Ежедневно не менее семи часов в день он разбирал рукописи, копировал или выписывал отдельные тексты, изучал польские и шведские источники, параллельно набрасывая части своей будущей монографии. И так в течение четырех лет. Летом 1881 г. жена Костомарова сообщила Мордовцеву, что она обычно с 12 до 4 часов дня пишет текст «Мазепы» под диктовку мужа, а уже к концу 1882 г. эта работа начала печататься в «Русской беседе».
До последнего времени можно было наблюдать хотя и парадоксальное, но трогательное единство в оценке идейных позиций Костомарова советских историографов и зарубежных националистов.
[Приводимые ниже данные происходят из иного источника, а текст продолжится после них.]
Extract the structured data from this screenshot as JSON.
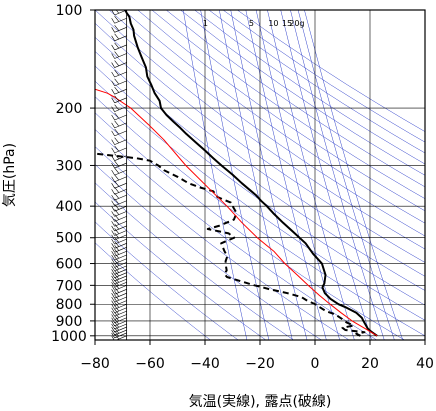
{
  "chart_data": {
    "type": "skew-t",
    "xlabel": "気温(実線), 露点(破線)",
    "ylabel": "気圧(hPa)",
    "xlim": [
      -80,
      40
    ],
    "ylim_hpa": [
      1030,
      100
    ],
    "y_scale": "log",
    "x_ticks": [
      "−80",
      "−60",
      "−40",
      "−20",
      "0",
      "20",
      "40"
    ],
    "x_tick_values": [
      -80,
      -60,
      -40,
      -20,
      0,
      20,
      40
    ],
    "y_ticks": [
      "100",
      "200",
      "300",
      "400",
      "500",
      "600",
      "700",
      "800",
      "900",
      "1000"
    ],
    "y_tick_values": [
      100,
      200,
      300,
      400,
      500,
      600,
      700,
      800,
      900,
      1000
    ],
    "mixing_ratio_labels": [
      "1",
      "5",
      "10",
      "15",
      "20g"
    ],
    "mixing_ratio_values": [
      1,
      5,
      10,
      15,
      20
    ],
    "grid": true,
    "colors": {
      "temperature": "#000000",
      "dewpoint": "#000000",
      "parcel": "#ff0000",
      "background_lines": "#3344cc",
      "grid": "#000000"
    },
    "series": [
      {
        "key": "temperature",
        "style": "solid",
        "points": [
          [
            1000,
            22.6
          ],
          [
            985,
            21.5
          ],
          [
            970,
            20.4
          ],
          [
            950,
            19.2
          ],
          [
            925,
            18.4
          ],
          [
            900,
            17.6
          ],
          [
            880,
            17.0
          ],
          [
            850,
            15.0
          ],
          [
            820,
            11.5
          ],
          [
            800,
            8.5
          ],
          [
            770,
            5.6
          ],
          [
            740,
            3.6
          ],
          [
            710,
            2.7
          ],
          [
            690,
            3.4
          ],
          [
            650,
            3.8
          ],
          [
            600,
            2.5
          ],
          [
            560,
            -0.7
          ],
          [
            520,
            -3.4
          ],
          [
            480,
            -7.9
          ],
          [
            450,
            -11.6
          ],
          [
            420,
            -15.2
          ],
          [
            400,
            -17.5
          ],
          [
            385,
            -19.6
          ],
          [
            370,
            -21.5
          ],
          [
            355,
            -24.0
          ],
          [
            340,
            -26.6
          ],
          [
            320,
            -30.0
          ],
          [
            300,
            -34.0
          ],
          [
            285,
            -37.0
          ],
          [
            270,
            -40.0
          ],
          [
            255,
            -43.3
          ],
          [
            240,
            -46.8
          ],
          [
            230,
            -49.0
          ],
          [
            220,
            -51.5
          ],
          [
            210,
            -54.0
          ],
          [
            200,
            -56.0
          ],
          [
            190,
            -56.5
          ],
          [
            180,
            -58.3
          ],
          [
            170,
            -59.5
          ],
          [
            160,
            -61.0
          ],
          [
            150,
            -61.5
          ],
          [
            140,
            -63.0
          ],
          [
            130,
            -64.5
          ],
          [
            120,
            -65.8
          ],
          [
            115,
            -66.0
          ],
          [
            110,
            -67.0
          ],
          [
            105,
            -67.5
          ],
          [
            102,
            -68.5
          ],
          [
            100,
            -69.0
          ]
        ]
      },
      {
        "key": "dewpoint",
        "style": "dashed",
        "points": [
          [
            1000,
            16.5
          ],
          [
            985,
            15.0
          ],
          [
            975,
            18.0
          ],
          [
            960,
            11.0
          ],
          [
            945,
            10.0
          ],
          [
            930,
            14.0
          ],
          [
            910,
            11.5
          ],
          [
            890,
            10.0
          ],
          [
            860,
            7.4
          ],
          [
            840,
            4.0
          ],
          [
            800,
            0.0
          ],
          [
            780,
            -2.8
          ],
          [
            760,
            -5.0
          ],
          [
            740,
            -10.0
          ],
          [
            720,
            -16.4
          ],
          [
            700,
            -22.0
          ],
          [
            680,
            -27.0
          ],
          [
            660,
            -32.0
          ],
          [
            645,
            -33.0
          ],
          [
            630,
            -32.1
          ],
          [
            610,
            -32.4
          ],
          [
            590,
            -32.5
          ],
          [
            570,
            -31.9
          ],
          [
            550,
            -32.9
          ],
          [
            520,
            -34.1
          ],
          [
            500,
            -29.4
          ],
          [
            485,
            -31.4
          ],
          [
            470,
            -39.0
          ],
          [
            460,
            -35.0
          ],
          [
            440,
            -29.5
          ],
          [
            420,
            -28.5
          ],
          [
            405,
            -29.6
          ],
          [
            390,
            -30.6
          ],
          [
            375,
            -35.5
          ],
          [
            360,
            -37.0
          ],
          [
            350,
            -42.0
          ],
          [
            340,
            -46.0
          ],
          [
            325,
            -50.0
          ],
          [
            310,
            -55.0
          ],
          [
            300,
            -57.0
          ],
          [
            290,
            -60.0
          ],
          [
            285,
            -65.0
          ],
          [
            280,
            -73.0
          ],
          [
            276,
            -80.0
          ]
        ]
      },
      {
        "key": "parcel",
        "style": "solid",
        "points": [
          [
            1000,
            22.6
          ],
          [
            950,
            18.2
          ],
          [
            900,
            13.5
          ],
          [
            850,
            9.5
          ],
          [
            800,
            5.5
          ],
          [
            750,
            1.5
          ],
          [
            700,
            -2.5
          ],
          [
            650,
            -6.5
          ],
          [
            600,
            -11.0
          ],
          [
            550,
            -15.0
          ],
          [
            500,
            -21.0
          ],
          [
            450,
            -26.5
          ],
          [
            400,
            -32.0
          ],
          [
            350,
            -39.0
          ],
          [
            300,
            -47.0
          ],
          [
            250,
            -55.0
          ],
          [
            225,
            -60.5
          ],
          [
            200,
            -67.0
          ],
          [
            185,
            -73.0
          ],
          [
            180,
            -75.5
          ],
          [
            175,
            -80.0
          ]
        ]
      }
    ],
    "wind_barbs": {
      "x_temperature": -68.5,
      "pressures": [
        100,
        106,
        113,
        120,
        128,
        136,
        145,
        155,
        165,
        175,
        186,
        198,
        210,
        222,
        235,
        250,
        265,
        280,
        295,
        310,
        325,
        340,
        355,
        370,
        385,
        400,
        415,
        430,
        445,
        460,
        475,
        490,
        505,
        520,
        535,
        550,
        565,
        580,
        595,
        610,
        625,
        640,
        655,
        670,
        685,
        700,
        720,
        740,
        760,
        780,
        800,
        820,
        840,
        860,
        880,
        900,
        920,
        940,
        960,
        980,
        1000
      ]
    }
  }
}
Так, в 1967 г. издательство Мичиганского университета выпускает исследование с характерным названием: «Николай Иванович Костомаров: русский историк, украинский националист, славянский федералист» (Popazian Dennis. «Nickolas Ivanovich Kostomarov: russian historian, ukranian nationalist, slavic federalist»), а семью годами раньше выходит в издательстве «Наука» второй том «Очерков истории исторической науки», в котором на с. 146 черным по белому напечатано: «Костомаров вошел в историографию в первую очередь как выразитель взглядов и интересов зарождающегося украинского буржуазно-помещичьего национализма». Поистине крайности сходятся.
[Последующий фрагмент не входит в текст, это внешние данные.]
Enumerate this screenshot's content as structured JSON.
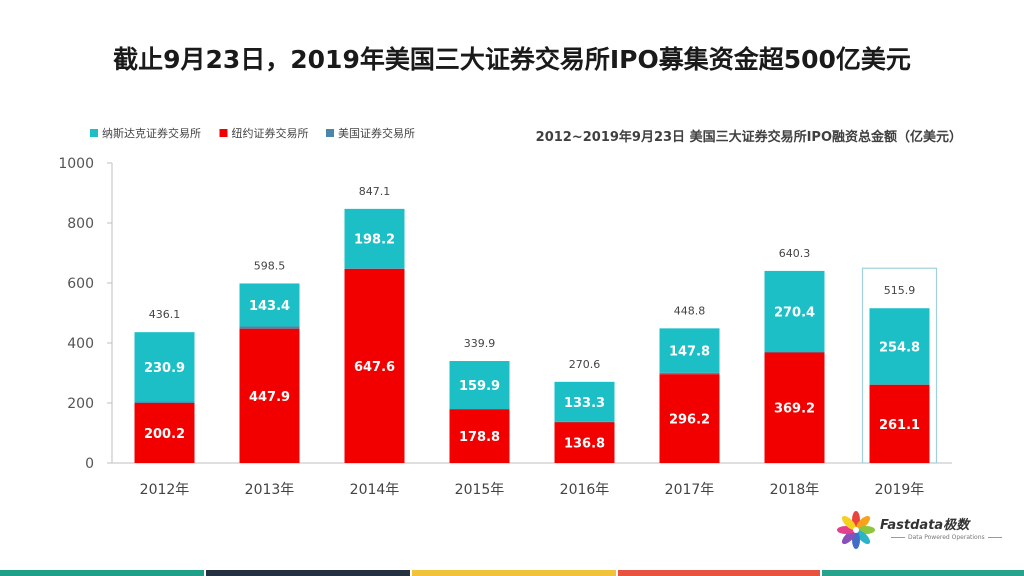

Каким же предстает перед нами автор «Мазепы»? Если бы характеристика Костомарова как украинского националиста соответствовала реальности, то мы бы скорее всего в книге увидели в Мазепе идейного борца за «самостийность» Украины, героя-мученика, потерпевшего поражение. Таким его и рисовали действительные националисты, начиная от основоположника националистической украинской историографии В. Б. Антоновича, не говоря уже о далеком от науки Ф. M. Уманце, авторе апологетического писания «Гетман Мазепа» (Спб., 1897), которое было блистательно раскритиковано выдающимся украинским историком XIX в. А. M. Лазаревским. Несмотря на это, эстафету Ф. M. Уманца подхватили некоторые современные публицисты.
Но Костомаров рисует совсем иной образ Мазепы. Для Костомарова Мазепа — авантюрист, чуждый всякой национальной идее, готовый служить тем, кто обеспечивает его ненасытное стремление к богатству и власти, и до тех пор, пока это ему, Мазепе, лично выгодно. Он вовсе не предатель украинского народа, ибо никогда не был представителем народных интересов, он предатель вообще, по складу своего характера; и в то же время человек незаурядный — незаурядный в своем умении войти в доверие к «сильным мира сего».
Скинув своего благодетеля — гетмана Самойловича и сев на его место не без помощи могущественного временщика, фаворита царевны Софьи В.